Not only is junk food generally high calorie, but it's engineered to appeal to our instinctual predilection for high calorie foods. What you get is a release of enkephalin and endorphin that rewards you for behaviour that in the past would have enhanced your chances of survival when the inevitable famine came (which is why we store fat).
it is possible to rework this, unhealthy stuff actually not only sickens me to eat, just the smell bothers me
and eating right can fill you just remember you need a larger salad than you need a burger
I've had a better time focusing on nutrition and cutting out useless junk than calorie content, though I'm not sure that's all this is about. A salad is low-calorie and good when you're watching your weight, but lettuce is only somewhat nutritious and the most common kind in salads (iceberg) has very little. At its simplest, the ground beef in a hamburger is perfectly healthy. Just not when it's fatty meat slathered in condiments paired with french fries and a soda eaten every day. They're both good... in the right context.

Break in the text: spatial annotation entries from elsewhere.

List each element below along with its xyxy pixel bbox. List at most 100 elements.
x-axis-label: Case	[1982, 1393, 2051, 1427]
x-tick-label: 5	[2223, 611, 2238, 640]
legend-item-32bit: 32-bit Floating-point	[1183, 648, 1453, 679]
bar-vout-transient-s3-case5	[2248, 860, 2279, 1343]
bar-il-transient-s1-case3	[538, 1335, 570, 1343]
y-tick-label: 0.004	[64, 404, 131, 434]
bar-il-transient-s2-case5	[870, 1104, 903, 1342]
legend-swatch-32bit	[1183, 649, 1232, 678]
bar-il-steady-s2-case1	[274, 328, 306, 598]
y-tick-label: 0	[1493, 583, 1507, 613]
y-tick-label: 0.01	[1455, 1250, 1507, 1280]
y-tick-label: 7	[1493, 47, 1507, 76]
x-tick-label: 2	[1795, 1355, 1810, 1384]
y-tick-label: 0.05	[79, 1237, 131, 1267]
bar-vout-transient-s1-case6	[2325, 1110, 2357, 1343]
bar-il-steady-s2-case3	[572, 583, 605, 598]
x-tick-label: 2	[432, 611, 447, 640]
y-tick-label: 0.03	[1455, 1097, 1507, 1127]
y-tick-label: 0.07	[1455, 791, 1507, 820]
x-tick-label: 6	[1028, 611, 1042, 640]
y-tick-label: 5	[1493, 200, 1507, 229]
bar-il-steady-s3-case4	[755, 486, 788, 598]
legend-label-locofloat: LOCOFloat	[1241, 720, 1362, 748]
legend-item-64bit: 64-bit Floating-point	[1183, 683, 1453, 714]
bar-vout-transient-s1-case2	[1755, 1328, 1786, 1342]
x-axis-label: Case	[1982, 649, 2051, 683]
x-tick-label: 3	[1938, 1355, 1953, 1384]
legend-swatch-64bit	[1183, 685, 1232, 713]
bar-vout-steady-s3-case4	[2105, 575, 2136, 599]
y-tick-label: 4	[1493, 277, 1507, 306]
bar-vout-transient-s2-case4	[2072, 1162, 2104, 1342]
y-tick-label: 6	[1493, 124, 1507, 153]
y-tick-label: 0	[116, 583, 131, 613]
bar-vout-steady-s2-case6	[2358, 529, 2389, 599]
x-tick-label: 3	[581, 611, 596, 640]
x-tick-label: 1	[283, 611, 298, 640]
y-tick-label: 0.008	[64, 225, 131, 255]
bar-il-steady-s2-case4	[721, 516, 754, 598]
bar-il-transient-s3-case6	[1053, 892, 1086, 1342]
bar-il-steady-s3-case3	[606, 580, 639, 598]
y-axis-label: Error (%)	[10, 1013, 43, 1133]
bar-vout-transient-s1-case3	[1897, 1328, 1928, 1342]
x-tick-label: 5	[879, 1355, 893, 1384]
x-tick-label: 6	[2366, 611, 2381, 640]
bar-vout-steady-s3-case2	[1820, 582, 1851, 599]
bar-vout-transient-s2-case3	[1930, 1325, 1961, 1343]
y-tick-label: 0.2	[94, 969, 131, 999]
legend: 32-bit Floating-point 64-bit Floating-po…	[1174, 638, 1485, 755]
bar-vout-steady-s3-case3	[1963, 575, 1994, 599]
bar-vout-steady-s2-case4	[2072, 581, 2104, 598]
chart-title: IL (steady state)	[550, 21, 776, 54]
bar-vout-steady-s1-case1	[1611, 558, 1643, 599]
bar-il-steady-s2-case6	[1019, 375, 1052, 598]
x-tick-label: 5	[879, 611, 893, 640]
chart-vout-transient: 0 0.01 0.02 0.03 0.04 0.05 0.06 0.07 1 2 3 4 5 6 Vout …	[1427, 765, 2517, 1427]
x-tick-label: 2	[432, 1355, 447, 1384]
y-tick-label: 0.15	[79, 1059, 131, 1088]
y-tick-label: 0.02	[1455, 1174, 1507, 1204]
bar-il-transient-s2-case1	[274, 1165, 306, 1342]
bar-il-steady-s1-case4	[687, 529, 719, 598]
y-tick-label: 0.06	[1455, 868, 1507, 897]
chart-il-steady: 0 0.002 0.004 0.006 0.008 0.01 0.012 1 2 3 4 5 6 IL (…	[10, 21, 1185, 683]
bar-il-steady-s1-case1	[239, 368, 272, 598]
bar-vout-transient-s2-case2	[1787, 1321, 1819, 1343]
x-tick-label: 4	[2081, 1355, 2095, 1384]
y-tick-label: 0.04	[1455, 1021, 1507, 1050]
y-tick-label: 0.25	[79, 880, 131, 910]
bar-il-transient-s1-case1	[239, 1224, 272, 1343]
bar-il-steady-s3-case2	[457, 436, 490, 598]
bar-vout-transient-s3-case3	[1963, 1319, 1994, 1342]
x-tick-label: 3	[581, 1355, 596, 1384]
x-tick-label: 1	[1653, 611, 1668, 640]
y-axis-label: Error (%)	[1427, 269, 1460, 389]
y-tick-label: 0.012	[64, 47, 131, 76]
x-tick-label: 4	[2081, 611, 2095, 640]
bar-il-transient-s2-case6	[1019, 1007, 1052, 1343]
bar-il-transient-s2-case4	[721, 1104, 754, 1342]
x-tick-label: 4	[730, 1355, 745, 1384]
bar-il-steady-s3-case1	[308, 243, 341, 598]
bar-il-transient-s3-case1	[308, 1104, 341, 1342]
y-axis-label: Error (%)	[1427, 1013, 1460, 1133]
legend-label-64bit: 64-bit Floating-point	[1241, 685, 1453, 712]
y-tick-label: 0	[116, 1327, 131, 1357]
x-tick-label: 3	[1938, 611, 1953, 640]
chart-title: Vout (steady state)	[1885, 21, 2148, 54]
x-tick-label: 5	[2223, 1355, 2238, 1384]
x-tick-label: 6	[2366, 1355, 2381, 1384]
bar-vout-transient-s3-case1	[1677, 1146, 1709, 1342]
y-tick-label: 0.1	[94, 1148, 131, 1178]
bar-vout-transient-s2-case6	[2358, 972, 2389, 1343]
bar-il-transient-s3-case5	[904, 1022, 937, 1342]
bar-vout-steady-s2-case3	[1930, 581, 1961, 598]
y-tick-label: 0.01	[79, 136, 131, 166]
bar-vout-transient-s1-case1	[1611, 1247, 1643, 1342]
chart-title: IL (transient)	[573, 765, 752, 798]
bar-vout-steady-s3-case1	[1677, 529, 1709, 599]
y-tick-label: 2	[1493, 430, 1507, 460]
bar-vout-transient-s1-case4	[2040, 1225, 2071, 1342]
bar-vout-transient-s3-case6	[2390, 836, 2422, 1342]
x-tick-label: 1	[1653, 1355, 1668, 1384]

On a slightly different note, all around me I see women worried about calories tormenting themselves with strange diets and restrictions. There's even the myth that healthy food tastes bad, is expensive (relative to Cup Ramen, everything is expensive), or isn't filling. I've paid no attention to calories at all for the past several months and am having trouble fitting into my old jeans. I cook at home as much as possible with a lot of chicken, fish, vegetables, and legumes, using as little added oils and fats as possible, and cut out soda.
I know other people who've lost a lot of weight by cutting out the bad (like soda) rather than dieting. I've tried to make food shame-free, even cupcakes and chips, because it depresses me to see people tormenting themselves over something so basic, bonding, and enjoyable as food. I figure that if it's the weight I'm at while not feeding myself junk all the time, it's a perfectly fine weight to be at.